At Synthesio we use Twitter’s Decahose to help us detect spam accounts. For those who don’t know what that is, Twitter’s Decahose is a data stream containing 10% of all tweets published. To classify someone as a spammer, we look into an account’s activity over a period of time, and extract hundred of parameters used to determine if they fall within our definition as an account that provides useful content, or if the content is spam. We look at things like:
- Is this user sharing a lot of URLs? If so, what percentage of messages contain one, and are they all from the same source, or does it vary?
- What does the text in the message say?
- Does the content vary or does it follow a specific pattern, like a constant presence of a set of hashtags and/or words like “sale” or “best offer?”
- How many hashtags versus words are there in each tweet?
These are just some of the points we look into regarding the text in the tweet. We also look at the metadata of each tweet to gather more information. For example:
- Is the user sharing media content?
- What software is the user using to post its messages?
- Where is the person located geographically?
All of these parameters serve as input into our complex set of machine learning ensembles. These are multiple methods that in parallel will decide whether or not an account is a spammer.

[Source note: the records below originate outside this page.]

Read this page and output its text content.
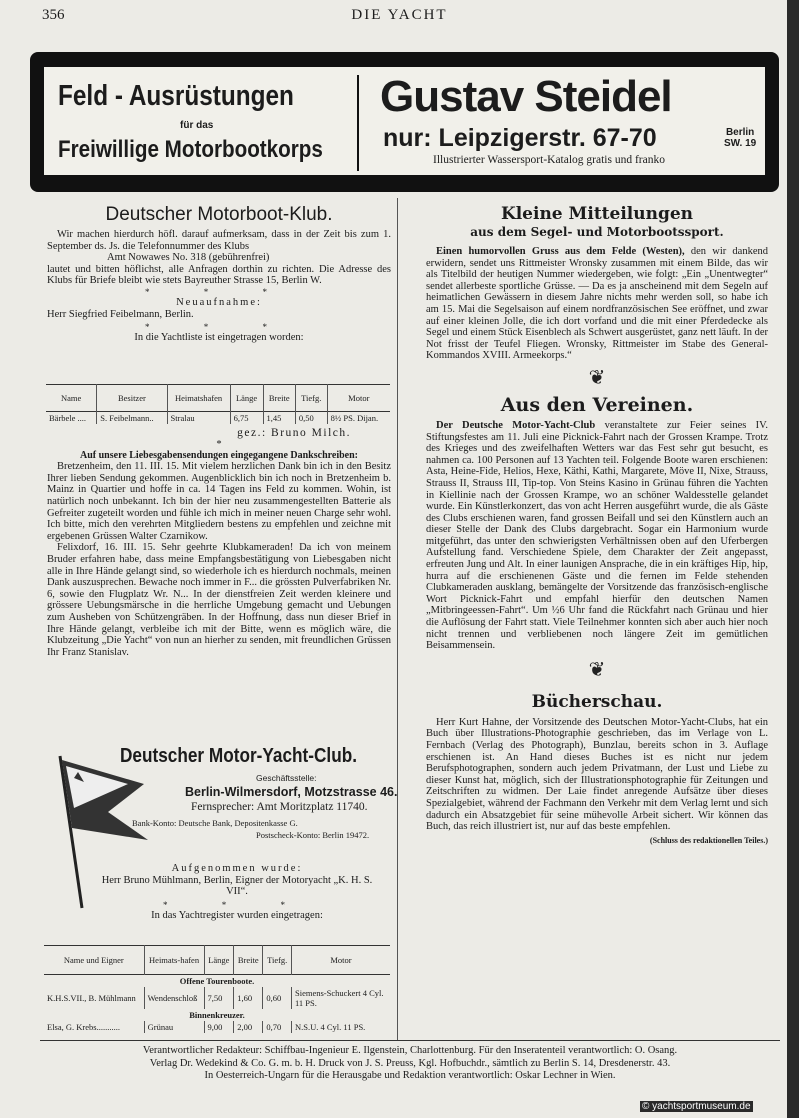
356	DIE YACHT
Feld - Ausrüstungen
für das
Freiwillige Motorbootkorps
Gustav Steidel
nur: Leipzigerstr. 67-70	Berlin
SW. 19
Illustrierter Wassersport-Katalog gratis und franko
Deutscher Motorboot-Klub.

Wir machen hierdurch höfl. darauf aufmerksam, dass in der Zeit bis zum 1. September ds. Js. die Telefonnummer des Klubs

Amt Nowawes No. 318 (gebührenfrei)

lautet und bitten höflichst, alle Anfragen dorthin zu richten. Die Adresse des Klubs für Briefe bleibt wie stets Bayreuther Strasse 15, Berlin W.

* * *
Neuaufnahme:
Herr Siegfried Feibelmann, Berlin.
* * *
In die Yachtliste ist eingetragen worden:
Name	Besitzer	Heimatshafen	Länge	Breite	Tiefg.	Motor
Bärbele ....	S. Feibelmann..	Stralau	6,75	1,45	0,50	8½ PS. Dijan.
gez.: Bruno Milch.
*
Auf unsere Liebesgabensendungen eingegangene Dankschreiben:

Bretzenheim, den 11. III. 15. Mit vielem herzlichen Dank bin ich in den Besitz Ihrer lieben Sendung gekommen. Augenblicklich bin ich noch in Bretzenheim b. Mainz in Quartier und hoffe in ca. 14 Tagen ins Feld zu kommen. Wohin, ist natürlich noch unbekannt. Ich bin der hier neu zusammengestellten Batterie als Gefreiter zugeteilt worden und fühle ich mich in meiner neuen Charge sehr wohl. Ich bitte, mich den verehrten Mitgliedern bestens zu empfehlen und zeichne mit ergebenen Grüssen Walter Czarnikow.

Felixdorf, 16. III. 15. Sehr geehrte Klubkameraden! Da ich von meinem Bruder erfahren habe, dass meine Empfangsbestätigung von Liebesgaben nicht alle in Ihre Hände gelangt sind, so wiederhole ich es hierdurch nochmals, meinen Dank auszusprechen. Bewache noch immer in F... die grössten Pulverfabriken Nr. 6, sowie den Flugplatz Wr. N... In der dienstfreien Zeit werden kleinere und grössere Uebungsmärsche in die herrliche Umgebung gemacht und Uebungen zum Ausheben von Schützengräben. In der Hoffnung, dass nun dieser Brief in Ihre Hände gelangt, verbleibe ich mit der Bitte, wenn es möglich wäre, die Klubzeitung „Die Yacht“ von nun an hierher zu senden, mit freundlichen Grüssen Ihr Franz Stanislav.

Deutscher Motor-Yacht-Club.
Geschäftsstelle:
Berlin-Wilmersdorf, Motzstrasse 46.
Fernsprecher: Amt Moritzplatz 11740.
Bank-Konto: Deutsche Bank, Depositenkasse G.
Postscheck-Konto: Berlin 19472.
Aufgenommen wurde:

Herr Bruno Mühlmann, Berlin, Eigner der Motoryacht „K. H. S. VII“.

* * *
In das Yachtregister wurden eingetragen:
Name und Eigner	Heimats-hafen	Länge	Breite	Tiefg.	Motor
Offene Tourenboote.					
K.H.S.VII., B. Mühlmann	Wendenschloß	7,50	1,60	0,60	Siemens-Schuckert 4 Cyl. 11 PS.
Binnenkreuzer.					
Elsa, G. Krebs...........	Grünau	9,00	2,00	0,70	N.S.U. 4 Cyl. 11 PS.
Kleine Mitteilungen
aus dem Segel- und Motorbootssport.

Einen humorvollen Gruss aus dem Felde (Westen), den wir dankend erwidern, sendet uns Rittmeister Wronsky zusammen mit einem Bilde, das wir als Titelbild der heutigen Nummer wiedergeben, wie folgt: „Ein „Unentwegter“ sendet allerbeste sportliche Grüsse. — Da es ja anscheinend mit dem Segeln auf heimatlichen Gewässern in diesem Jahre nichts mehr werden soll, so habe ich am 15. Mai die Segelsaison auf einem nordfranzösischen See eröffnet, und zwar auf einer kleinen Jolle, die ich dort vorfand und die mit einer Pferdedecke als Segel und einem Stück Eisenblech als Schwert ausgerüstet, ganz nett läuft. In der Not frisst der Teufel Fliegen. Wronsky, Rittmeister im Stabe des General-Kommandos XVIII. Armeekorps.“

❦
Aus den Vereinen.

Der Deutsche Motor-Yacht-Club veranstaltete zur Feier seines IV. Stiftungsfestes am 11. Juli eine Picknick-Fahrt nach der Grossen Krampe. Trotz des Krieges und des zweifelhaften Wetters war das Fest sehr gut besucht, es nahmen ca. 100 Personen auf 13 Yachten teil. Folgende Boote waren erschienen: Asta, Heine-Fide, Helios, Hexe, Käthi, Kathi, Margarete, Möve II, Nixe, Strauss, Strauss II, Strauss III, Tip-top. Von Steins Kasino in Grünau führen die Yachten in Kiellinie nach der Grossen Krampe, wo an schöner Waldesstelle gelandet wurde. Ein Künstlerkonzert, das von acht Herren ausgeführt wurde, die als Gäste des Clubs erschienen waren, fand grossen Beifall und sei den Künstlern auch an dieser Stelle der Dank des Clubs dargebracht. Sogar ein Harmonium wurde mitgeführt, das unter den schwierigsten Verhältnissen oben auf den Uferbergen Aufstellung fand. Verschiedene Spiele, dem Charakter der Zeit angepasst, erfreuten Jung und Alt. In einer launigen Ansprache, die in ein kräftiges Hip, hip, hurra auf die erschienenen Gäste und die fernen im Felde stehenden Clubkameraden ausklang, bemängelte der Vorsitzende das französisch-englische Wort Picknick-Fahrt und empfahl hierfür den deutschen Namen „Mitbringeessen-Fahrt“. Um ½6 Uhr fand die Rückfahrt nach Grünau und hier die Auflösung der Fahrt statt. Viele Teilnehmer konnten sich aber auch hier noch nicht trennen und verbliebenen noch längere Zeit im gemütlichen Beisammensein.

❦
Bücherschau.

Herr Kurt Hahne, der Vorsitzende des Deutschen Motor-Yacht-Clubs, hat ein Buch über Illustrations-Photographie geschrieben, das im Verlage von L. Fernbach (Verlag des Photograph), Bunzlau, bereits schon in 3. Auflage erschienen ist. An Hand dieses Buches ist es nicht nur jedem Berufsphotographen, sondern auch jedem Privatmann, der Lust und Liebe zu dieser Kunst hat, möglich, sich der Illustrationsphotographie für Zeitungen und Zeitschriften zu widmen. Der Laie findet anregende Aufsätze über dieses Spezialgebiet, während der Fachmann den Verkehr mit dem Verlag lernt und sich dadurch ein Absatzgebiet für seine mühevolle Arbeit sichert. Wir können das Buch, das reich illustriert ist, nur auf das beste empfehlen.

(Schluss des redaktionellen Teiles.)
Verantwortlicher Redakteur: Schiffbau-Ingenieur E. Ilgenstein, Charlottenburg. Für den Inseratenteil verantwortlich: O. Osang.
Verlag Dr. Wedekind & Co. G. m. b. H. Druck von J. S. Preuss, Kgl. Hofbuchdr., sämtlich zu Berlin S. 14, Dresdenerstr. 43.
In Oesterreich-Ungarn für die Herausgabe und Redaktion verantwortlich: Oskar Lechner in Wien.
© yachtsportmuseum.de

When we focus on the high precision of results, this system works great for us as we have a very low number of false positive: an account that is flagged as spam, when in reality it is not. But, for the purposes of data completeness, we want to mark all spammer accounts, even those that the system is not fully confident on the result. In these cases, and for quality reasons, we also check these reported accounts through human review. While human review is a daunting task, it is helped tremendously through our automated system. We also take a more aggressive stand on detecting and filtering out spam accounts by trying to focus on those seen by our customers, and making a decision within a few days for new accounts.
We are always working to improve this system with the ultimate focus of being able to have the best spam detection available, especially as conversations, platforms and even spammers evolve. Fighting spam is a never-ending battle, but we have been winning the battle for a while now, and know that we will continue to in the future.